L’infarto del miocardio – soprattutto quando è esteso – può generare una progressiva dilatazione e distorsione del ventricolo sinistro per effetto del quale si alterano altre strutture del cuore, compresa la valvola mitralica (principalmente l’anulus e i muscoli papillari): si sviluppa così, una patologia denominata insufficienza mitralica secondaria.
A volte l’insufficienza mitralica post infartuale rientra in modo spontaneo, ma a volte no e spesso la chirurgia o l’approccio transcatetere sono le uniche strade percorribili.
Come sempre, quando le cose cominciano a farsi complicate, rivolgersi ad uno specialista cardiologo o cardiochirurgo vi aiuterà a chiarire le idee, soprattutto in casi come questi, in cui la prima problematica da affrontare è come portare sangue al cuore laddove non arriva in maniera corretta, capire quanta funzione residua ha il cuore e come infine potere, ove possibile, intervenire sulla valvola mitralica.
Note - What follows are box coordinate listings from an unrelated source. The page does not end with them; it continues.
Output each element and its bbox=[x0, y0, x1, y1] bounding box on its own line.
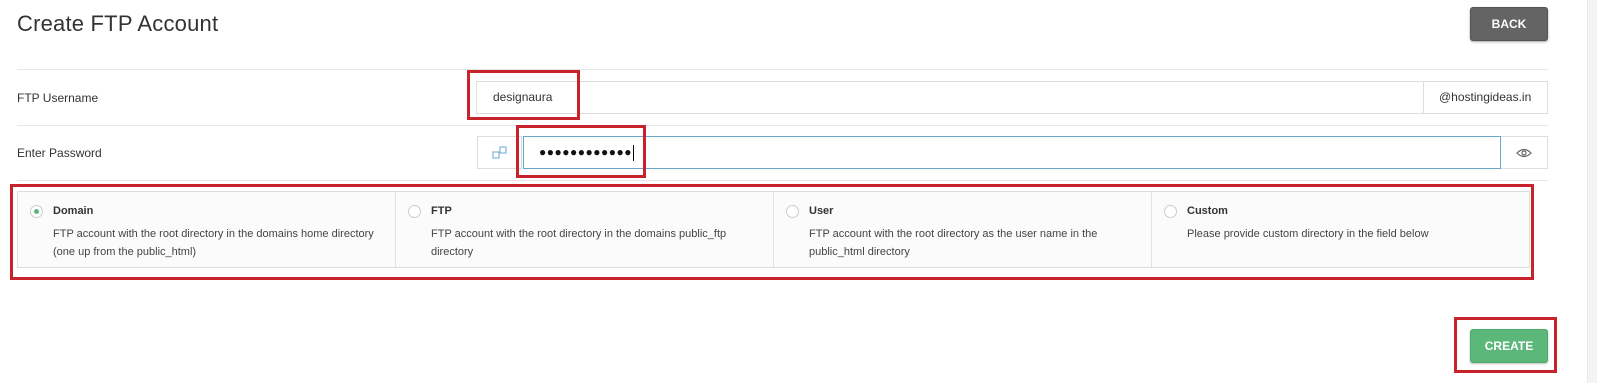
divider bbox=[17, 125, 1548, 126]
option-title: Domain bbox=[53, 205, 94, 217]
directory-options: Domain FTP account with the root directo… bbox=[17, 191, 1530, 268]
directory-option-user[interactable]: User FTP account with the root directory… bbox=[774, 192, 1152, 267]
scrollbar[interactable] bbox=[1587, 0, 1597, 383]
eye-icon bbox=[1516, 148, 1532, 157]
password-generator-button[interactable] bbox=[477, 136, 522, 169]
key-generator-icon bbox=[491, 145, 507, 159]
option-title: Custom bbox=[1187, 205, 1228, 217]
page-title: Create FTP Account bbox=[17, 11, 219, 36]
directory-option-ftp[interactable]: FTP FTP account with the root directory … bbox=[396, 192, 774, 267]
text-caret bbox=[632, 144, 634, 161]
directory-option-custom[interactable]: Custom Please provide custom directory i… bbox=[1152, 192, 1529, 267]
show-password-button[interactable] bbox=[1501, 136, 1548, 169]
radio-ftp[interactable] bbox=[408, 205, 421, 218]
create-button[interactable]: CREATE bbox=[1470, 329, 1548, 363]
domain-suffix: @hostingideas.in bbox=[1423, 81, 1548, 114]
divider bbox=[17, 69, 1548, 70]
back-button[interactable]: BACK bbox=[1470, 7, 1548, 41]
radio-user[interactable] bbox=[786, 205, 799, 218]
ftp-username-label: FTP Username bbox=[17, 91, 99, 105]
radio-domain[interactable] bbox=[30, 205, 43, 218]
password-input[interactable]: ●●●●●●●●●●●● bbox=[523, 136, 1501, 169]
option-description: FTP account with the root directory in t… bbox=[431, 228, 727, 258]
option-description: Please provide custom directory in the f… bbox=[1187, 228, 1429, 240]
option-description: FTP account with the root directory as t… bbox=[809, 228, 1098, 258]
divider bbox=[17, 180, 1548, 181]
option-title: FTP bbox=[431, 205, 452, 217]
password-masked-value: ●●●●●●●●●●●● bbox=[539, 145, 632, 159]
option-description: FTP account with the root directory in t… bbox=[53, 228, 374, 258]
password-label: Enter Password bbox=[17, 146, 102, 160]
directory-option-domain[interactable]: Domain FTP account with the root directo… bbox=[18, 192, 396, 267]
option-title: User bbox=[809, 205, 834, 217]
ftp-username-input[interactable]: designaura bbox=[476, 81, 1423, 114]
radio-custom[interactable] bbox=[1164, 205, 1177, 218]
Infatti, oggi la ricerca è in fermento per sviluppare nuove tecnologie e nuovi device, sia per la riparazione che per la sostituzione della valvola mitralica con un approccio mininvasivo e/o transcatetere. Alcuni device sono già in commercio in Europa, con dei risultati a dir poco promettenti.
Tuttavia, quando indicato (e nel contesto di un contemporaneo intervento di bypass aortocoronarico), allo stato attuale l’intervento riparativo resta quello preferito, perché assicura una migliore preservazione della funzione del cuore e risultati più certi.
È davvero un argomento complesso, in cui ogni singolo caso deve essere discusso e nel quale più che mai il ruolo dell’Heart Team gioca un ruolo fondamentale.
Nei casi di patologia mitralica secondaria a disfunzione del cuore per problematiche ischemiche (ma anche per ragioni di cardiomiopatia primitiva idiopatica), dovete sempre affidarvi al parere di professionisti con esperienza, che operano in centri di alta specialità nel campo cardiovascolare.